Tudo isso foi dito aos gritos, enquanto ela protegia as crianças com seus braços. Os demais residentes acordaram com o barulho e os vizinhos vieram ver o que se passava. Em meio a confusão subsequente, o sol nasceu, e o projeto de suicídio acabou sendo posto de lado.
A noticia da ocorrência chegou aos ouvidos de alguns dos colegas do tecelão, os quais, convocando os companheiros faltantes, promoveram, os dez reunidos, uma sessão para deliberarem sobre o assunto. Ocorrência verdadeiramente incompreensível, na verdade. Como todos se haviam declarado dispostos a salvar o amigo da bancarrota, não seria admissível que algum deles fosse roubar o que ele próprio doara espontaneamente. O ladrão, no entanto, tinha de ser um deles.

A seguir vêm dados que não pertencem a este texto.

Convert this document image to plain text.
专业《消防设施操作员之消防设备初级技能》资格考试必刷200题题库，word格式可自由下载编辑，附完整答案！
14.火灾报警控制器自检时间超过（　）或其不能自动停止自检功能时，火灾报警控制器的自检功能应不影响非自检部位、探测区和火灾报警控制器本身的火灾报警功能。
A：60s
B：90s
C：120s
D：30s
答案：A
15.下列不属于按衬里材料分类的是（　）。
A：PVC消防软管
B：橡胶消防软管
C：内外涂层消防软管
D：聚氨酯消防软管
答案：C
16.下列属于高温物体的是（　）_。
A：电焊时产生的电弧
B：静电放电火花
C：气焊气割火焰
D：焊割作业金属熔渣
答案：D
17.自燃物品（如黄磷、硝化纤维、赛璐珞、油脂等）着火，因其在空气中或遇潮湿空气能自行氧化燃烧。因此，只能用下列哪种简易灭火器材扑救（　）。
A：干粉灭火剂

– Só consultando a Providência é que se poderá provar a inocência de cada um de nos — afirmavam alguns. Outros, mais sensatos, achavam que isso não resolvia. Concordaram, por fim, em levar o caso ao conhecimento da autoridade, por escrito, de quem solicitaram julgamento. Deferida a solicitação, a audiência ficou marcada para o dia 25 de janeiro, ao termino das festas. Foi, outrossim, ordenado aos suplicantes que não se ausentassem da cidade, sob pena de sofrerem as sanções da lei, e que todos comparecessem a audiência em companhia de suas respectivas esposas ou, na falta desta, de qualquer parente mais próximo, do sexo feminino.

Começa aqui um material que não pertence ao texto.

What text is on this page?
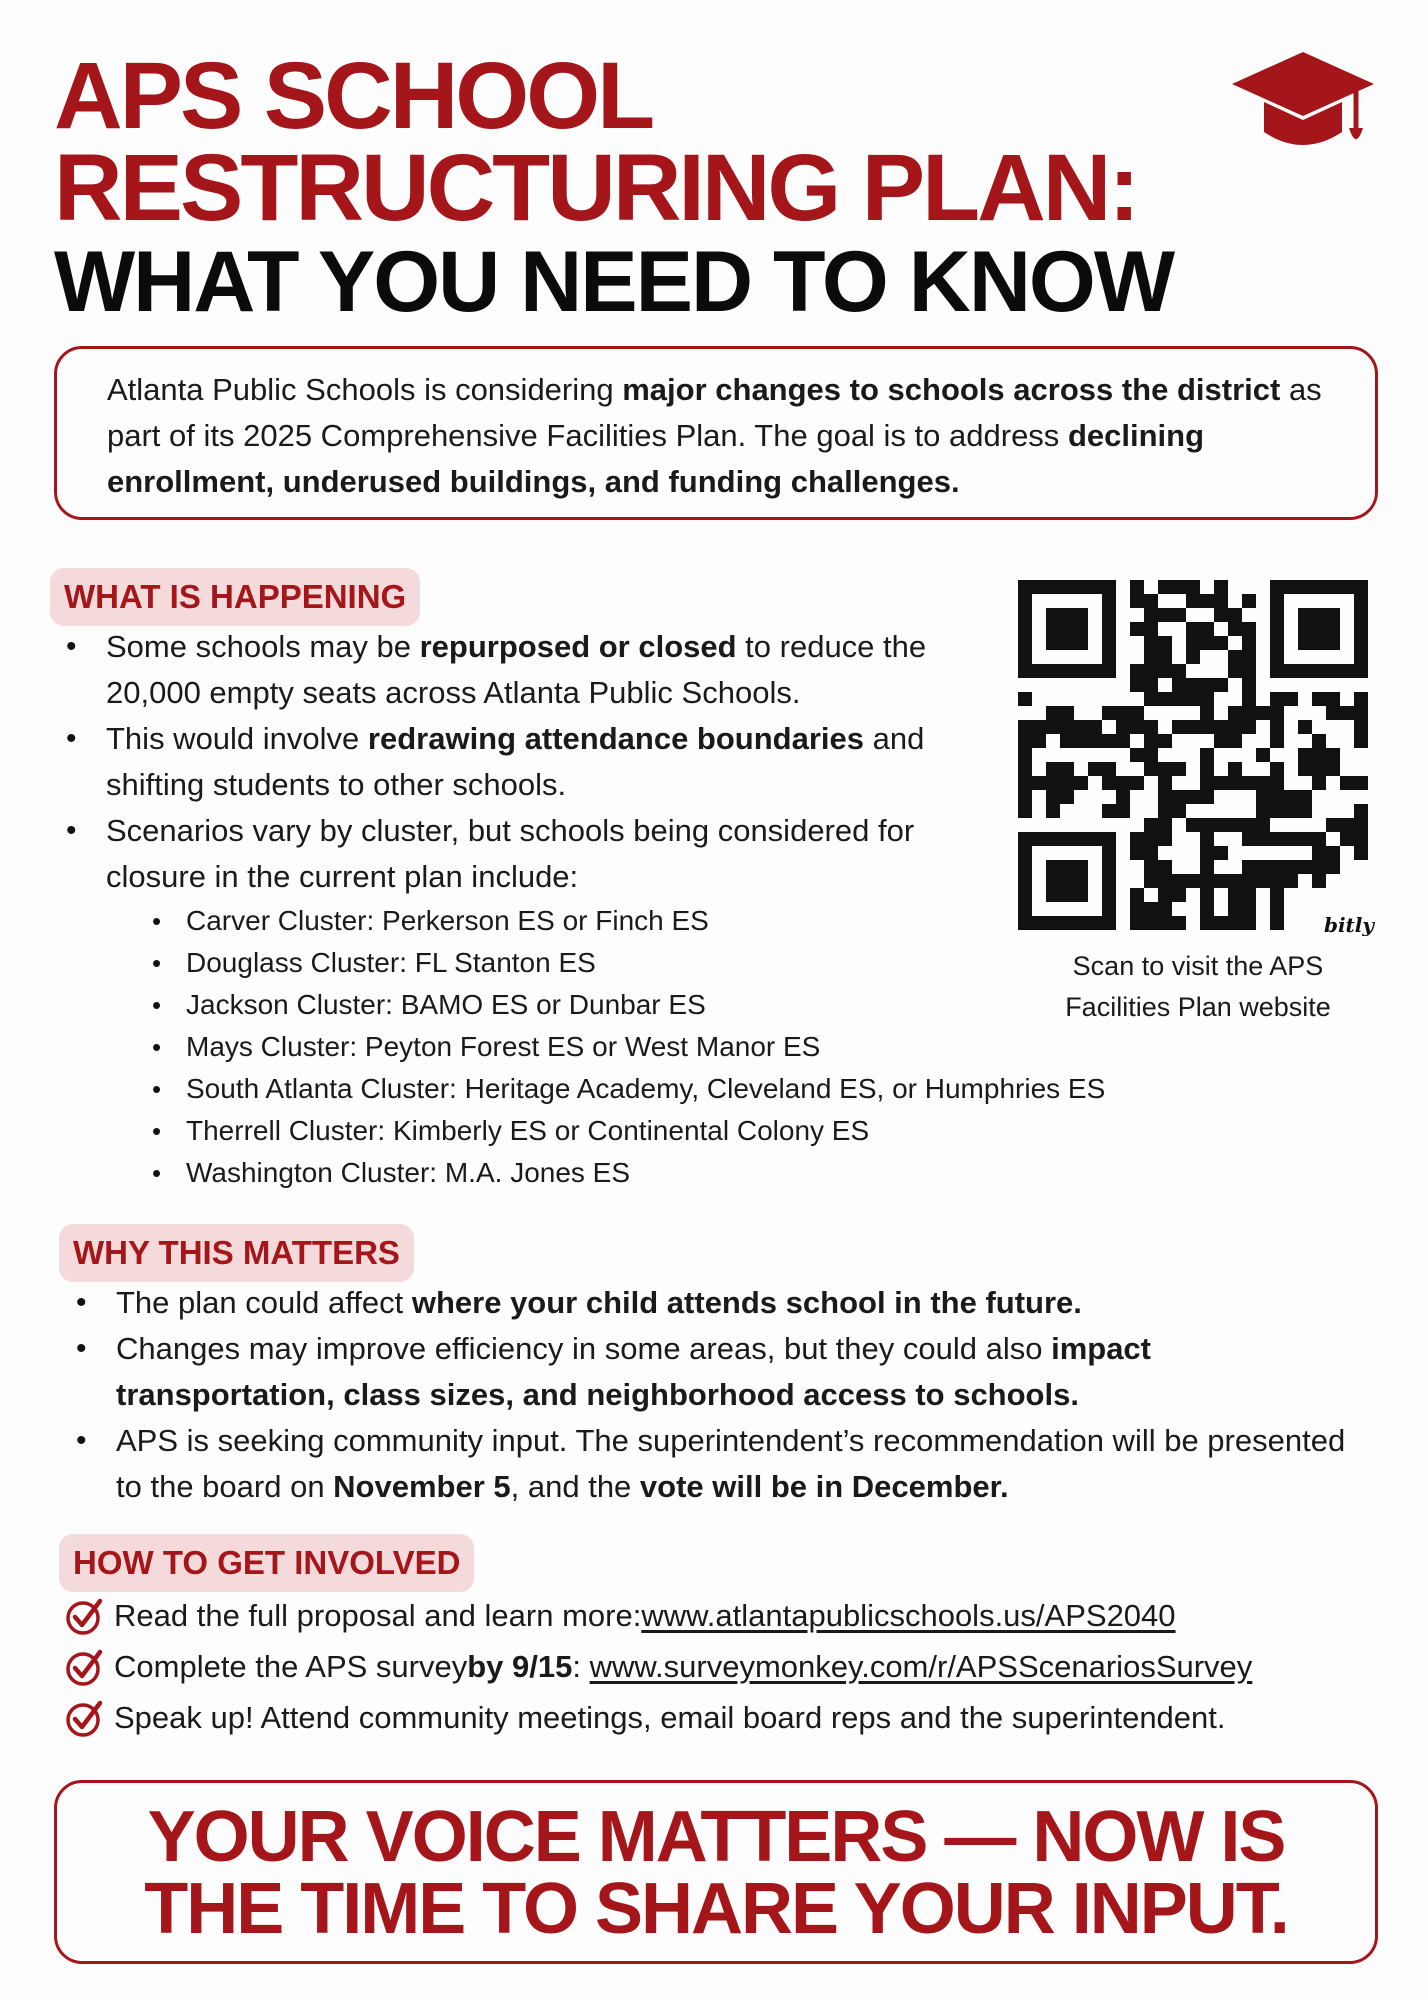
APS SCHOOL
RESTRUCTURING PLAN:
WHAT YOU NEED TO KNOW

Atlanta Public Schools is considering major changes to schools across the district as part of its 2025 Comprehensive Facilities Plan. The goal is to address declining enrollment, underused buildings, and funding challenges.

WHAT IS HAPPENING
• Some schools may be repurposed or closed to reduce the 20,000 empty seats across Atlanta Public Schools.
• This would involve redrawing attendance boundaries and shifting students to other schools.
• Scenarios vary by cluster, but schools being considered for closure in the current plan include:
• Carver Cluster: Perkerson ES or Finch ES
• Douglass Cluster: FL Stanton ES
• Jackson Cluster: BAMO ES or Dunbar ES
• Mays Cluster: Peyton Forest ES or West Manor ES
• South Atlanta Cluster: Heritage Academy, Cleveland ES, or Humphries ES
• Therrell Cluster: Kimberly ES or Continental Colony ES
• Washington Cluster: M.A. Jones ES
bitly
Scan to visit the APS
Facilities Plan website
WHY THIS MATTERS
• The plan could affect where your child attends school in the future.
• Changes may improve efficiency in some areas, but they could also impact transportation, class sizes, and neighborhood access to schools.
• APS is seeking community input. The superintendent’s recommendation will be presented to the board on November 5, and the vote will be in December.
HOW TO GET INVOLVED
Read the full proposal and learn more: www.atlantapublicschools.us/APS2040
Complete the APS survey by 9/15 : www.surveymonkey.com/r/APSScenariosSurvey
Speak up! Attend community meetings, email board reps and the superintendent.
YOUR VOICE MATTERS — NOW IS
THE TIME TO SHARE YOUR INPUT.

No dia aprazado, os tecelões, acompanhados das esposas, que se mostravam contrariadas, compareceram em juízo. Sorteado o número de ordem e afixada a lista respectiva na parede, a autoridade sentenciou:
– Julgo-vos responsáveis, coletivamente, pelo desaparecimento do dinheiro que constituía o fundo de socorro mutuo, e condeno-vos à pena seguinte: todo o dia, durante dez dias consecutivos, sairá um dos casais à rua, conduzindo, na ponta de uma vara, aquele tambor chinês que ali está, e, fazendo o percurso que vai do palácio até a alameda de pinheiros do templo, na direção oeste, voltará aqui pelo mesmo trajeto. É terminantemente proibida a aproximação de curiosos.
O tambor em questão era um tambor grande e pesado, pintado de vermelho berrante.
Durante dez dias consecutivos, o caso manteve acesa a curiosidade publica.
Que condenação esquisita! — comentavam todos.
Decorridos dez dias, a autoridade convocou novamente os dez casais e disse-lhes:
– Agradeço a colaboração de todos vós para a elucidação deste caso. Sinto muito ter-vos submetido a tal ridículo e vexame. Dirijo-me particularmente aos maridos, que parecem ter sofrido bastante, por causa das queixas e imprecações das mulheres. Eu soube disso por meio de um garoto muito vivo que coloquei dentro do tambor. Ele me contou ainda mais o seguinte: uma das mulheres se mostrou particularmente veemente nas suas invectivas contra o marido. Queixava-se do infortúnio de se ver assim exposta à curiosidade pública por culpa exclusiva dele. Protestava contra a tolice de ajudar a outrem e sacrificar a própria família. Suas lástimas e imprecações foram num crescendo. A certa altura, o marido sussurrou ao ouvido da esposa: “Tenha um pouco de paciência. O dinheiro é nosso. Você o verá em casa.” Não direi aqui de quem se trata, nem penso tenha sido o roubo ato premeditado. Julgo-o, antes, fruto da embriaguez. Em consideração ao seu louvável ato anterior, de ter prestado socorro a um necessitado, suspendo a pena e ordeno ao culpado que se limite a devolver o dinheiro e a desaparecer da cidade com a família. Cumprida minha ordem, arquive-se o processo. Podeis retirar-vos. Tenho dito.